The lawyer Sue Grey was also listed under one of the groups and is best-known for her exhaustive work in challenging recent infringements on human rights through the courts. Most recently she was on the steps of parliament, publicly standing with another hero, Dr Matt Shelton, advising that nano-technology was contained in the experimental injections. Disinformation? Hardly.
It was also astonishing to see nzdsos.com on the list. This is a group of doctors and medical staff I implicitly trust and for whom I have the deepest admiration. They have gone out on a limb to speak out and bring people the truth. They provide meticulously researched information from international experts and by doing that the outright lies we have been told are laid bare.
They, and the other individuals and groups on the ‘list’, have been black PR’d, ridiculed, denigrated, harassed and threatened. The nzdsos.com doctors have been removed from their practices, suspended and sometimes forced into expensive spurious court cases, which simply seem designed to create further stress and hardship. So what do they do?
They open a clinic to help assist those suffering from the side-effects of the injections.
And still they all speak out to bring us the truth, to help us see what is happening, and they continue to invite anyone reading their information to make up their own minds.
Heroes. Each one.
Some of the others on the list I do not know, but they’re in great company. There are many more not on ‘the list’ who are also providing factual information to Kiwis at great cost to themselves.

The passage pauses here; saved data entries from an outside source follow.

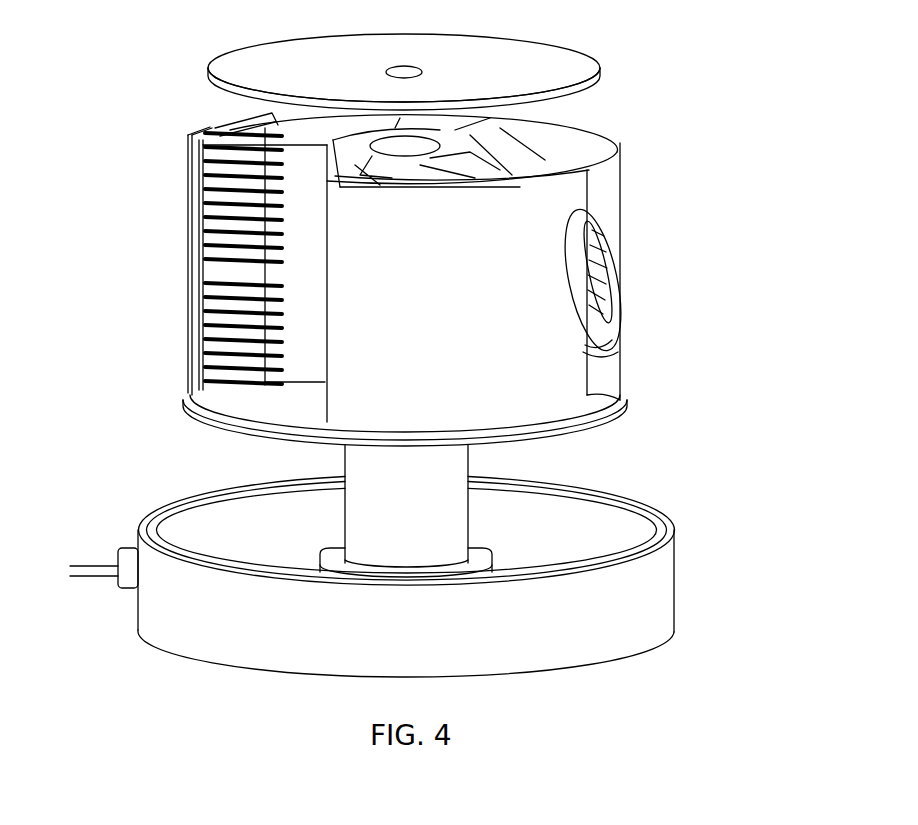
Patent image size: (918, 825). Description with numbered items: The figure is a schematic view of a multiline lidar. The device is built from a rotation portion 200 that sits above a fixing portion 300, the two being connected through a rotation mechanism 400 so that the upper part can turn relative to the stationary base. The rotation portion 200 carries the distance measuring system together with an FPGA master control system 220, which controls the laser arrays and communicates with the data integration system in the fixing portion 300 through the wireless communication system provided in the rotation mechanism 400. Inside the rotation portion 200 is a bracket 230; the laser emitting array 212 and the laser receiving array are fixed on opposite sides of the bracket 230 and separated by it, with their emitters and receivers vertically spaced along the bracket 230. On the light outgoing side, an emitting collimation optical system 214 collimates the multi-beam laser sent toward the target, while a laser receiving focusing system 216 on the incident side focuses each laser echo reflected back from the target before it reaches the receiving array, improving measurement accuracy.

The rotation portion 200 is at (413, 361).
The laser emitting array 212 is at (207, 300).
The emitting collimation optical system 214 is at (594, 330).
The laser receiving focusing system 216 is at (640, 243).
The FPGA master control system 220 is at (598, 73).
The bracket 230 is at (187, 208).
The fixing portion 300 is at (513, 553).
The rotation mechanism 400 is at (463, 498).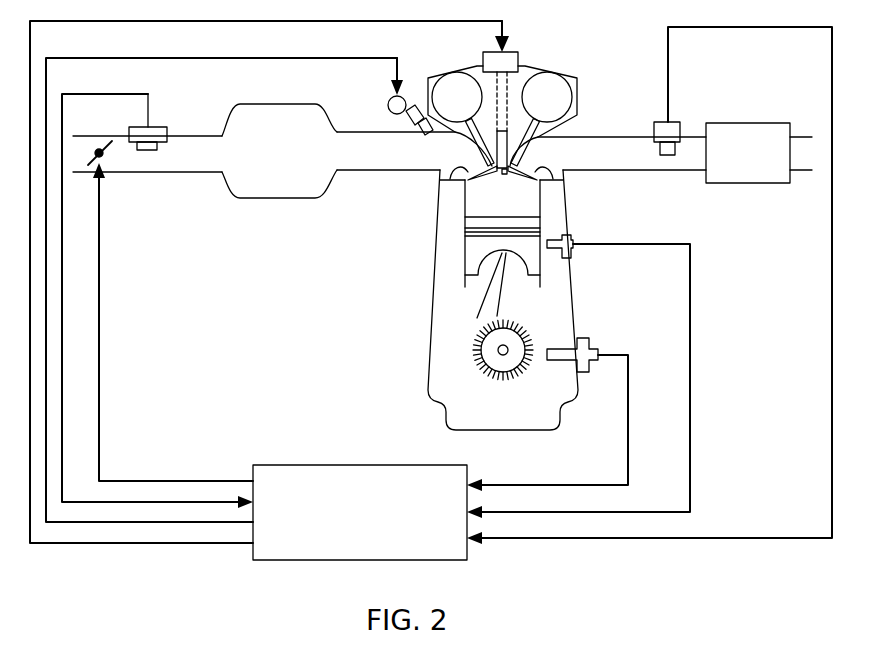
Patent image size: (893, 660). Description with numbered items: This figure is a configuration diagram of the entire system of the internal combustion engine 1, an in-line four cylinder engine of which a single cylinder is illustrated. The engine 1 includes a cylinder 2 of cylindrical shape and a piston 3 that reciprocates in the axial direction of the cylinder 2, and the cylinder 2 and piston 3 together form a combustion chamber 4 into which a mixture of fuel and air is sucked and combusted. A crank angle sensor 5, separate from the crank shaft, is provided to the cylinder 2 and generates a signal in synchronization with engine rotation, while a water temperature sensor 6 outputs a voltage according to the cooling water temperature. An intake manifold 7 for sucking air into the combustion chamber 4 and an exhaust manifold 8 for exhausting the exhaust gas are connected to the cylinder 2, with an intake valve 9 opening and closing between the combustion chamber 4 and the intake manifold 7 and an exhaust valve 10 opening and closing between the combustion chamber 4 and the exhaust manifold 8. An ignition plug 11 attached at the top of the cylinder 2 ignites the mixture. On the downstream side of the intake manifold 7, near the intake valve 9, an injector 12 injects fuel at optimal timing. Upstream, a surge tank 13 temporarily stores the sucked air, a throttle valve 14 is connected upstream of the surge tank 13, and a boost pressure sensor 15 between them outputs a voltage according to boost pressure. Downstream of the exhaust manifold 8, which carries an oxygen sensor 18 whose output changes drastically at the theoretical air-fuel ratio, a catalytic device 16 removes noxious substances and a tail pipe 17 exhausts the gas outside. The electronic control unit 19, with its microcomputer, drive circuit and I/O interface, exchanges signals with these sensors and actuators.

The internal combustion engine 1 is at (530, 63).
The cylinder 2 is at (542, 266).
The piston 3 is at (472, 250).
The combustion chamber 4 is at (472, 203).
The crank angle sensor 5 is at (586, 338).
The water temperature sensor 6 is at (568, 235).
The intake manifold 7 is at (410, 172).
The exhaust manifold 8 is at (628, 170).
The intake valve 9 is at (456, 86).
The exhaust valve 10 is at (551, 80).
The ignition plug 11 is at (506, 173).
The injector 12 is at (390, 104).
The surge tank 13 is at (288, 198).
The throttle valve 14 is at (103, 156).
The boost pressure sensor 15 is at (167, 129).
The catalytic device 16 is at (750, 123).
The tail pipe 17 is at (812, 170).
The oxygen sensor 18 is at (654, 122).
The electronic control unit 19 is at (300, 465).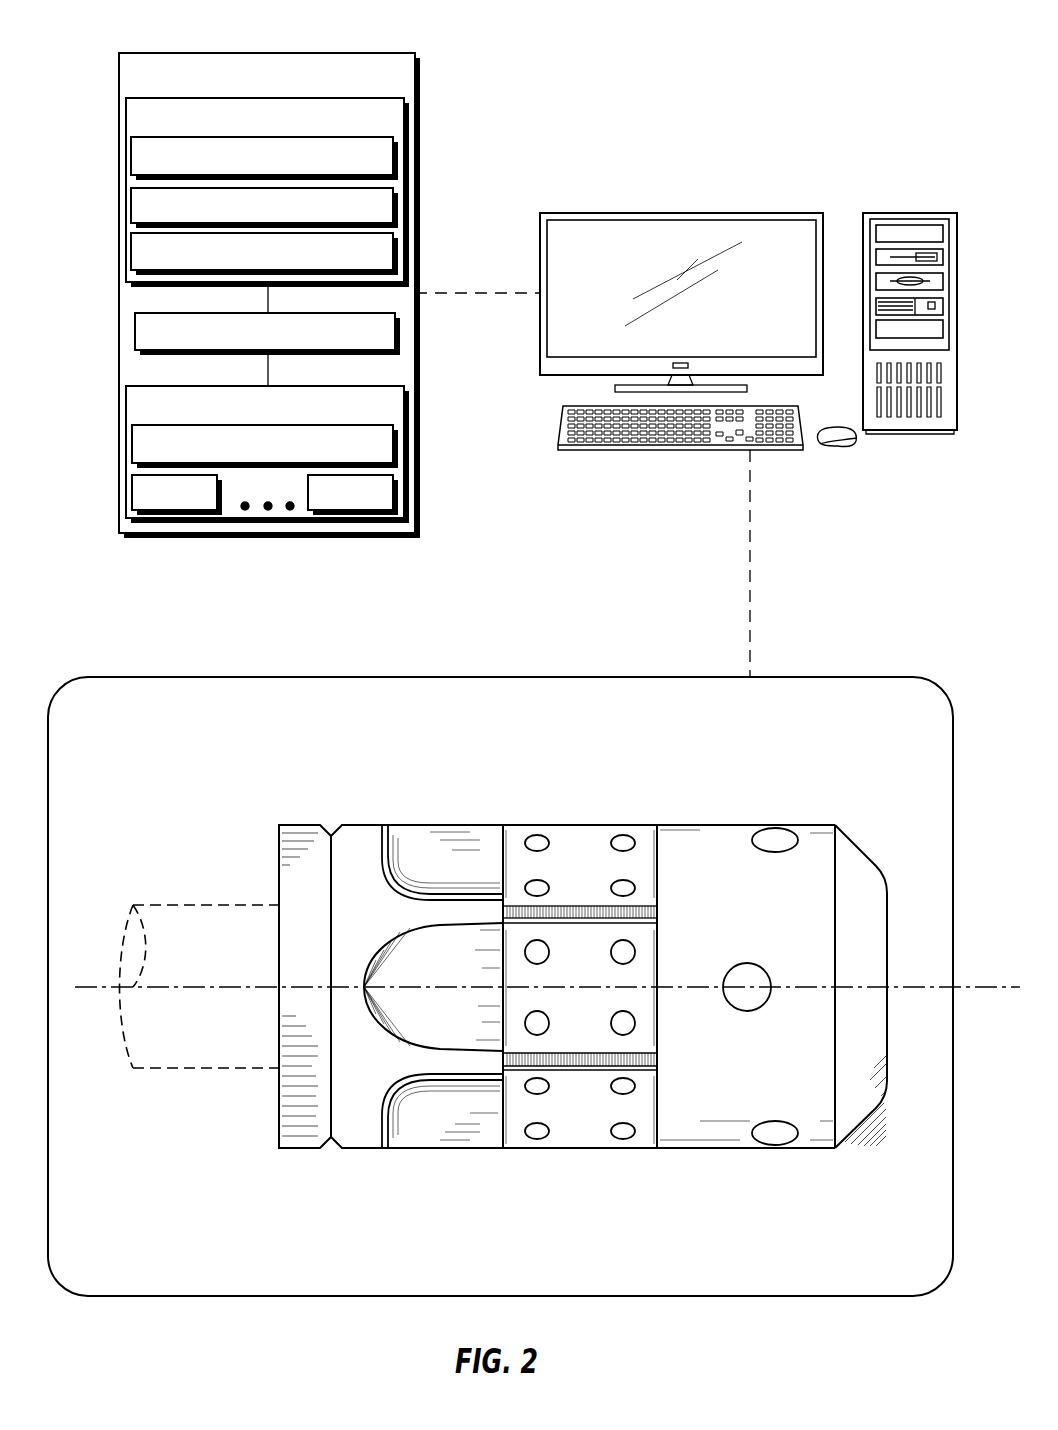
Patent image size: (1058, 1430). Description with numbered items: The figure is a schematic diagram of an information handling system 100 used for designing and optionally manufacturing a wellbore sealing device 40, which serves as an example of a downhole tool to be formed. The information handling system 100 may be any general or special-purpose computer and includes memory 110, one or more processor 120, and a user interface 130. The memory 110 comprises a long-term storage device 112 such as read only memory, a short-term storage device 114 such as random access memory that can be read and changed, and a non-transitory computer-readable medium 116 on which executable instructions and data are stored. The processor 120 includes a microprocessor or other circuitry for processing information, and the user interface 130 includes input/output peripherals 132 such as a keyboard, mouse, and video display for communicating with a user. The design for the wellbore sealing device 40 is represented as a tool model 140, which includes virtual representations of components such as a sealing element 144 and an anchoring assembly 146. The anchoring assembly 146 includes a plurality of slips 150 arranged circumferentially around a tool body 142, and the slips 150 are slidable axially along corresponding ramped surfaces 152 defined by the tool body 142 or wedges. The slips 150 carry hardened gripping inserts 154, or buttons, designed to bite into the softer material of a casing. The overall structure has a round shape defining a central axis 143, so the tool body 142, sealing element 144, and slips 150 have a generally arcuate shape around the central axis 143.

The information handling system 100 is at (237, 269).
The memory 110 is at (232, 178).
The long-term storage device 112 is at (131, 157).
The short-term storage device 114 is at (131, 203).
The non-transitory computer-readable medium 116 is at (131, 252).
The processor 120 is at (135, 332).
The user interface 130 is at (232, 449).
The input/output peripherals 132 is at (132, 444).
The tool model 140 is at (450, 677).
The wellbore sealing device 40 is at (541, 925).
The tool body 142 is at (205, 905).
The central axis 143 is at (100, 985).
The sealing element 144 is at (300, 825).
The anchoring assembly 146 is at (572, 923).
The slips 150 is at (652, 968).
The ramped surfaces 152 is at (460, 943).
The gripping inserts 154 is at (623, 950).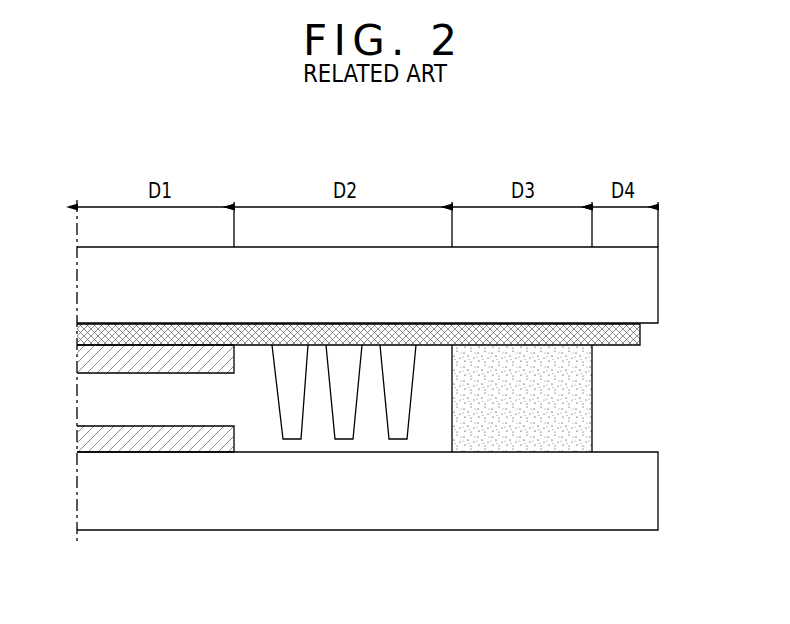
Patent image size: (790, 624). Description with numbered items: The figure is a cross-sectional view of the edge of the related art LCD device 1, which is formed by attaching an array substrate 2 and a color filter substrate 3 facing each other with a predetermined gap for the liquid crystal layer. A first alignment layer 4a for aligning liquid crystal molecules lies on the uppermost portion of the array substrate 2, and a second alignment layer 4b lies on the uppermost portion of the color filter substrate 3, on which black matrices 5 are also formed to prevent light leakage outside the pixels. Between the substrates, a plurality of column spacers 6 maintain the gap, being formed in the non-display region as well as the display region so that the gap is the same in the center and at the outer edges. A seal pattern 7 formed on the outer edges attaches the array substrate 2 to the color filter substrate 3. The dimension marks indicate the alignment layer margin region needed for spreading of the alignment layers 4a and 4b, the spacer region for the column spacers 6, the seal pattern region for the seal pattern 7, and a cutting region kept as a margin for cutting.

The related art LCD device 1 is at (716, 196).
The array substrate 2 is at (652, 487).
The color filter substrate 3 is at (652, 287).
The first alignment layer 4a is at (80, 438).
The second alignment layer 4b is at (80, 358).
The black matrices 5 is at (632, 335).
The column spacers 6 is at (347, 430).
The seal pattern 7 is at (585, 397).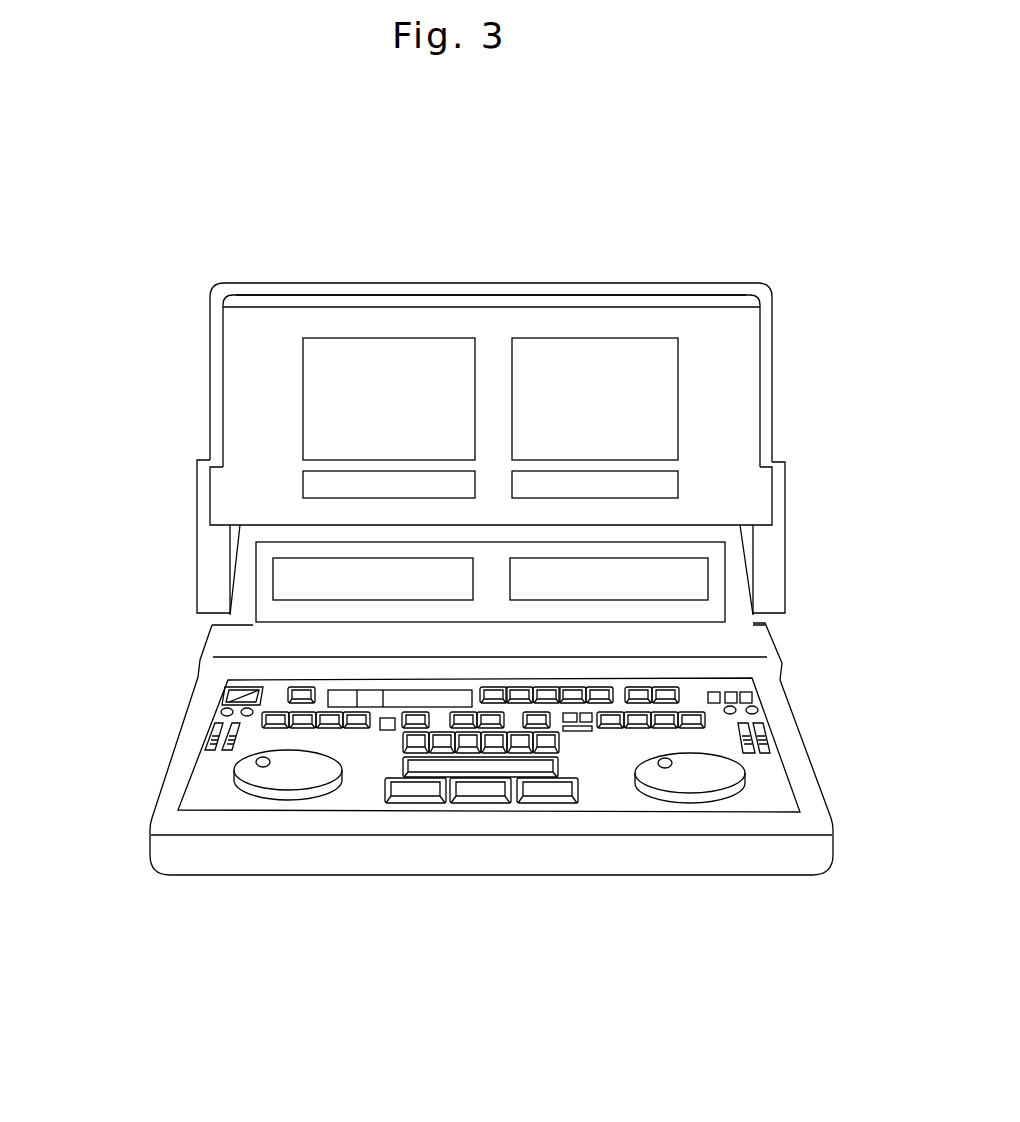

I applaud them for their honour, their bravery, their courage, and for calmly and peacefully standing for democracy and making the factual information known. They are not fighting the old system as such, but highlighting the facts and getting busy creating a new world where freedom of choice and the Bill of Rights are sacrosanct.
The first part of doing that is to give Kiwis another point of view of current issues, backed by facts, that is not sponsored by government.
Perfectly reasonable in a democracy one would have thought.
I’m with them.
Dad would be too.
Just like he carried on when times were tough, so are many Kiwis, in their own way, adding to the momentum, peacefully building the world we want. Working together in unity, honouring the Bill of Rights and the Nuremberg Code, and standing together for what is right (for that is the way we’ll do it). That’s what will give our children, our grandchildren, and our country, a promising future.
Join us, in whatever way you can. Have a listen to other points of view. Make up your own mind and support what you know to be right.
You’ll be pleased you did.
For it is a matter of honour — for you and for each of us — just as it was for that young boy in the 1930s.